Latin is more accessible to homeschoolers than ever before with Latin in the Christian Trivium. Mary Harrington and Gail Busby, two homeschooling mothers, have written a thoroughly Christian Latin program that takes student and teacher along on the journey into this classical language. Woven into the text is an original story about a Roman family who eventually come into contact with Jesus. Roman history and culture are also included.
To use this program, you will need the Textbook, the Teacher's Guide, Study Sheets, Drill Sheets, and Test Packets. Other study aids are also available. Volumes I and II are available now, Volume III is due out in 2004 and Volume IV is planned for 2005. The Complete Teacher's Guide is what makes this program accessible. It gives systematic instructions for each lesson, and it includes all student text, study sheets, drill sheets, and tests with answers rendering it very easy to use. There are also detailed instructions for the student to follow in setting up the notebook that will become an essential study tool throughout the program. The student will begin with an English grammar review, and will quickly progress to translating sentences and then paragraphs and passages from Latin into English. Progress is important, because the goal is not to muck around endlessly in Latin grammar, but rather to master Latin in order to read the great works written in it.
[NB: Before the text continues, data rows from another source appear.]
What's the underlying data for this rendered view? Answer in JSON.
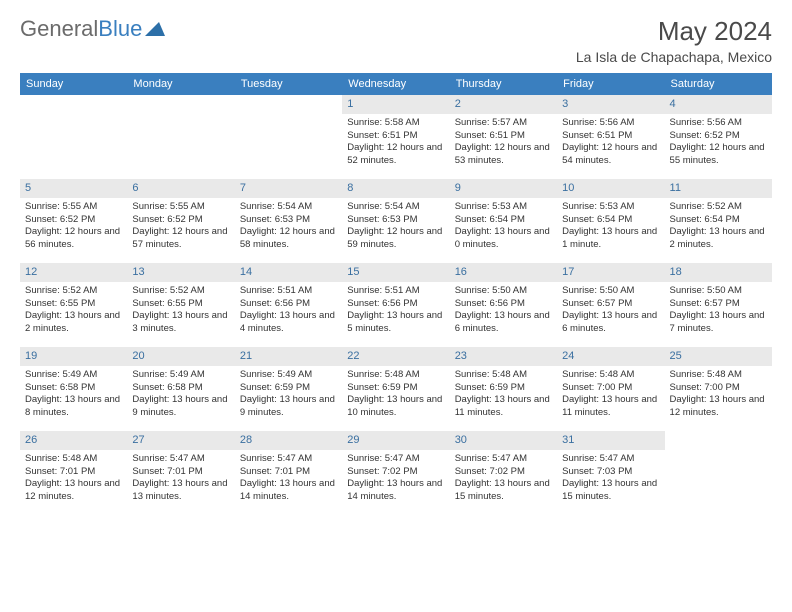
{
  "brand": {
    "part1": "General",
    "part2": "Blue"
  },
  "title": "May 2024",
  "subtitle": "La Isla de Chapachapa, Mexico",
  "colors": {
    "header_bg": "#3a7fbf",
    "header_fg": "#ffffff",
    "daynum_bg": "#e9e9e9",
    "daynum_fg": "#3a6fa0",
    "text": "#333333",
    "background": "#ffffff"
  },
  "typography": {
    "title_fontsize": 26,
    "subtitle_fontsize": 14,
    "body_fontsize": 9.5,
    "header_fontsize": 11
  },
  "columns": [
    "Sunday",
    "Monday",
    "Tuesday",
    "Wednesday",
    "Thursday",
    "Friday",
    "Saturday"
  ],
  "weeks": [
    [
      null,
      null,
      null,
      {
        "n": "1",
        "sr": "5:58 AM",
        "ss": "6:51 PM",
        "dl": "12 hours and 52 minutes."
      },
      {
        "n": "2",
        "sr": "5:57 AM",
        "ss": "6:51 PM",
        "dl": "12 hours and 53 minutes."
      },
      {
        "n": "3",
        "sr": "5:56 AM",
        "ss": "6:51 PM",
        "dl": "12 hours and 54 minutes."
      },
      {
        "n": "4",
        "sr": "5:56 AM",
        "ss": "6:52 PM",
        "dl": "12 hours and 55 minutes."
      }
    ],
    [
      {
        "n": "5",
        "sr": "5:55 AM",
        "ss": "6:52 PM",
        "dl": "12 hours and 56 minutes."
      },
      {
        "n": "6",
        "sr": "5:55 AM",
        "ss": "6:52 PM",
        "dl": "12 hours and 57 minutes."
      },
      {
        "n": "7",
        "sr": "5:54 AM",
        "ss": "6:53 PM",
        "dl": "12 hours and 58 minutes."
      },
      {
        "n": "8",
        "sr": "5:54 AM",
        "ss": "6:53 PM",
        "dl": "12 hours and 59 minutes."
      },
      {
        "n": "9",
        "sr": "5:53 AM",
        "ss": "6:54 PM",
        "dl": "13 hours and 0 minutes."
      },
      {
        "n": "10",
        "sr": "5:53 AM",
        "ss": "6:54 PM",
        "dl": "13 hours and 1 minute."
      },
      {
        "n": "11",
        "sr": "5:52 AM",
        "ss": "6:54 PM",
        "dl": "13 hours and 2 minutes."
      }
    ],
    [
      {
        "n": "12",
        "sr": "5:52 AM",
        "ss": "6:55 PM",
        "dl": "13 hours and 2 minutes."
      },
      {
        "n": "13",
        "sr": "5:52 AM",
        "ss": "6:55 PM",
        "dl": "13 hours and 3 minutes."
      },
      {
        "n": "14",
        "sr": "5:51 AM",
        "ss": "6:56 PM",
        "dl": "13 hours and 4 minutes."
      },
      {
        "n": "15",
        "sr": "5:51 AM",
        "ss": "6:56 PM",
        "dl": "13 hours and 5 minutes."
      },
      {
        "n": "16",
        "sr": "5:50 AM",
        "ss": "6:56 PM",
        "dl": "13 hours and 6 minutes."
      },
      {
        "n": "17",
        "sr": "5:50 AM",
        "ss": "6:57 PM",
        "dl": "13 hours and 6 minutes."
      },
      {
        "n": "18",
        "sr": "5:50 AM",
        "ss": "6:57 PM",
        "dl": "13 hours and 7 minutes."
      }
    ],
    [
      {
        "n": "19",
        "sr": "5:49 AM",
        "ss": "6:58 PM",
        "dl": "13 hours and 8 minutes."
      },
      {
        "n": "20",
        "sr": "5:49 AM",
        "ss": "6:58 PM",
        "dl": "13 hours and 9 minutes."
      },
      {
        "n": "21",
        "sr": "5:49 AM",
        "ss": "6:59 PM",
        "dl": "13 hours and 9 minutes."
      },
      {
        "n": "22",
        "sr": "5:48 AM",
        "ss": "6:59 PM",
        "dl": "13 hours and 10 minutes."
      },
      {
        "n": "23",
        "sr": "5:48 AM",
        "ss": "6:59 PM",
        "dl": "13 hours and 11 minutes."
      },
      {
        "n": "24",
        "sr": "5:48 AM",
        "ss": "7:00 PM",
        "dl": "13 hours and 11 minutes."
      },
      {
        "n": "25",
        "sr": "5:48 AM",
        "ss": "7:00 PM",
        "dl": "13 hours and 12 minutes."
      }
    ],
    [
      {
        "n": "26",
        "sr": "5:48 AM",
        "ss": "7:01 PM",
        "dl": "13 hours and 12 minutes."
      },
      {
        "n": "27",
        "sr": "5:47 AM",
        "ss": "7:01 PM",
        "dl": "13 hours and 13 minutes."
      },
      {
        "n": "28",
        "sr": "5:47 AM",
        "ss": "7:01 PM",
        "dl": "13 hours and 14 minutes."
      },
      {
        "n": "29",
        "sr": "5:47 AM",
        "ss": "7:02 PM",
        "dl": "13 hours and 14 minutes."
      },
      {
        "n": "30",
        "sr": "5:47 AM",
        "ss": "7:02 PM",
        "dl": "13 hours and 15 minutes."
      },
      {
        "n": "31",
        "sr": "5:47 AM",
        "ss": "7:03 PM",
        "dl": "13 hours and 15 minutes."
      },
      null
    ]
  ],
  "labels": {
    "sunrise": "Sunrise:",
    "sunset": "Sunset:",
    "daylight": "Daylight:"
  }
}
Let's take Lesson 11 from Volume I as a sample to see how this program might actually work in the trenches. The Teacher's Guide breaks the lesson into 11 separate steps and I want to complete the lesson in eight days or two school weeks. On day one, we will learn a new Latin phrase and discuss grammar, in this case, three verb tenses (steps one and two). On day two, we will memorize the verb tenses using the 'tricks' in the Teacher's Guide (steps three and four). On days three through six, the student will complete the Study Sheet, the Drill Sheet and the Exercises (steps five through nine). Then on day seven, we will read and discuss the Roman History section (step 10) and finally on day eight, the student will read and translate several paragraphs from Latin (step 11). Keep in mind that if you as the teacher are learning Latin yourself, you'll need to do some of the exercises as you go along. Also, daily drill with the note cards the student has made will be vital to successful retention of grammar and vocabulary.
LitCT is ideal for a high school student starting on Latin for the first time, or a student as young as sixth grade who has had some exposure to Latin through a program like Latina Christiana. Volumes I-III are the equivalent of three years of high school Latin. LitCT differs from other Latin programs in that it spreads the grammar out over all three years and includes portions of the Latin Vulgate, Caesar's Gallic Wars and Cicero's speeches interspersed. The more traditional approach has been to teach all the grammar in Year One, read Caesar in Year Two and Cicero in Year Three. The authors explain that they prefer to spread out the grammar for better retention. Also, LinCT relies more heavily on the Vulgate than any classical writings.
Be prepared for a learning curve if you're a teacher approaching Latin for the first time. There will also be about 30 minutes a week of preparation required throughout the program. LitCT is both enjoyable and rigorous, and, given the opportunity, will help you become a better Latin teacher.